The father and son – figures who never given proper names – are impressively played by Viggo Mortensen and Kodi Smit-Mcphee as tired and starving, at the end of their rope and near death. The father has fleeting glimpses of a past world, green pastures and a wife (Charlize Theron); the boy was born into this misery and knows nothing better. Dad keeps a handgun and two last bullets, and teaches his son how to put it in his mouth and pull the trigger, just in case.
There´s no drive to the material, no real narrative or suspense, but that doesn´t keep Hillcoat from trying: he films the journey of the man and the boy through a series of vignettes, notable moments in the journey that each have their own power but don´t add up to a cohesive plot.
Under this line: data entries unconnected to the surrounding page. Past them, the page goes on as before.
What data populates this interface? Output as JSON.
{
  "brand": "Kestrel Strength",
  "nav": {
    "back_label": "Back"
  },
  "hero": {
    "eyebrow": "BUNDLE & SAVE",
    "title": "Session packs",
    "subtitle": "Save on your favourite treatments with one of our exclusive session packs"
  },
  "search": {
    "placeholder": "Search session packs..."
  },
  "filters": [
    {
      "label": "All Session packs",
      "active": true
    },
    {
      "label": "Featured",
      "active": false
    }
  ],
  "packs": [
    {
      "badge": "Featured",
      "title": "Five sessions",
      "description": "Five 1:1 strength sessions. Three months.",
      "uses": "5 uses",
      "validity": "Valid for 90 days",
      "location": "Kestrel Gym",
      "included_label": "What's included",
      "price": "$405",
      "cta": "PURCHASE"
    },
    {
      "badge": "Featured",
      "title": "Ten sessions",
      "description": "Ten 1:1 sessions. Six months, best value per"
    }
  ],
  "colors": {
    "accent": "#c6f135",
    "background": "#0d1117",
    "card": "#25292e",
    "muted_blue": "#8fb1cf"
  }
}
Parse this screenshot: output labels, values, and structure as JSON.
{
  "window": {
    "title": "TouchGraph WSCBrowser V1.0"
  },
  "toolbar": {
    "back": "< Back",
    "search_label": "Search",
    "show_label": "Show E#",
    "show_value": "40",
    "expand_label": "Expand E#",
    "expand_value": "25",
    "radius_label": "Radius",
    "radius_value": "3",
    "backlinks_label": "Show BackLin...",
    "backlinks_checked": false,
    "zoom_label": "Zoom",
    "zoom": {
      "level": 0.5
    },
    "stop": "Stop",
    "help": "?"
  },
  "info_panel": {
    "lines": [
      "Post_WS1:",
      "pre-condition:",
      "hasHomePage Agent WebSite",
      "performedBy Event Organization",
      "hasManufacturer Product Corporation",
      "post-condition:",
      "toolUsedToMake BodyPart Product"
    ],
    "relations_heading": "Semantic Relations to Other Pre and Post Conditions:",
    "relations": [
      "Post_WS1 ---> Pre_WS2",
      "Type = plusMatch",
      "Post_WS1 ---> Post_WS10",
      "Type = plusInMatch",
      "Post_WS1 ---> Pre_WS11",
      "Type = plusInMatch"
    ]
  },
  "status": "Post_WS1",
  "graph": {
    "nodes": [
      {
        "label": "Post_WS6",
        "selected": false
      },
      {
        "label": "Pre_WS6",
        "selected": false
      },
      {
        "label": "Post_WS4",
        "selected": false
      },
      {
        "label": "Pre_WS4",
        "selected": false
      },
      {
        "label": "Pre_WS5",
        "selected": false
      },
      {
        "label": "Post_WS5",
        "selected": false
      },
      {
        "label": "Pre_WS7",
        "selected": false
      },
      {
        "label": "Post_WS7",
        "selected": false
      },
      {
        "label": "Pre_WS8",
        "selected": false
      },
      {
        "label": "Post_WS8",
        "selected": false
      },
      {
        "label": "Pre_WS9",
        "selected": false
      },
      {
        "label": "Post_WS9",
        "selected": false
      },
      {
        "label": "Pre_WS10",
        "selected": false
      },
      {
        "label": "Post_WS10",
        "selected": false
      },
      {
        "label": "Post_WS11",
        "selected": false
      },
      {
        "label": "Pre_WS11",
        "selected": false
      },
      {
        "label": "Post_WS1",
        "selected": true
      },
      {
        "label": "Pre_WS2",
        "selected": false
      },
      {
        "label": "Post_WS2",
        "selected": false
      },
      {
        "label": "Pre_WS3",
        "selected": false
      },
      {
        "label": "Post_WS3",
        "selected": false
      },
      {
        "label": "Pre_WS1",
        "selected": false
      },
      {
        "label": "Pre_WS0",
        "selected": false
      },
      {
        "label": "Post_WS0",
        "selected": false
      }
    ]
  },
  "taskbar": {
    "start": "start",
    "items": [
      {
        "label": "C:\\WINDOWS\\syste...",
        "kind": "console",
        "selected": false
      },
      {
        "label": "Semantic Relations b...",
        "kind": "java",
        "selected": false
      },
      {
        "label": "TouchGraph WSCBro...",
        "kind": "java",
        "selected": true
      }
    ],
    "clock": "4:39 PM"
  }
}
There´s the group of armed raiders they encounter, a house of cannibals, the last can of coke from a vending machine, an old man (Robert Duvall), a thief (Michael K. Williams).
The film was originally slated for a release in 2008, then delayed a year for additional post-production work; this can account for Mortensen´s unnecessary and infrequent voice-over narration, and some inexplicably lighter music on the soundtrack (there should, of course, be no music; the credits roll over ambient sounds of sprinklers and lawnmowers, times long gone.) The studio must have realized what they had and attempted to make it more palatable, but there was no escape.
The feel, and the setting, is what makes The Road. Cinematography by Javier Aguirresarobe is truly “hauntingly beautiful,” turning a landscape of dust into something picture-perfect. It´s an impeccable production, something few will want to watch, but it couldn´t have been done any other way. Those that do sit through it will be richly rewarded.
Ultimately, The Road is memorable in its bleakness, its realistic approach to a genre that has become known for campy fun. It´ll be hard to look at a post-apocalyptic movie (see: The Book of Eli) the same. It lives in the shadow of the source novel, but what could live up to it? This is, at the very least, an earnest attempt.
Also: in anticipation of the upcoming Toy Story 3, 3D-equipped cinemas throughout the Czech Republic are screening the first two Toy Story movies in a new 3D version this week. Most copies are dubbed, but you can catch them in English at Palace Cinemas Slovanský dům (though weekend screenings have already sold out.)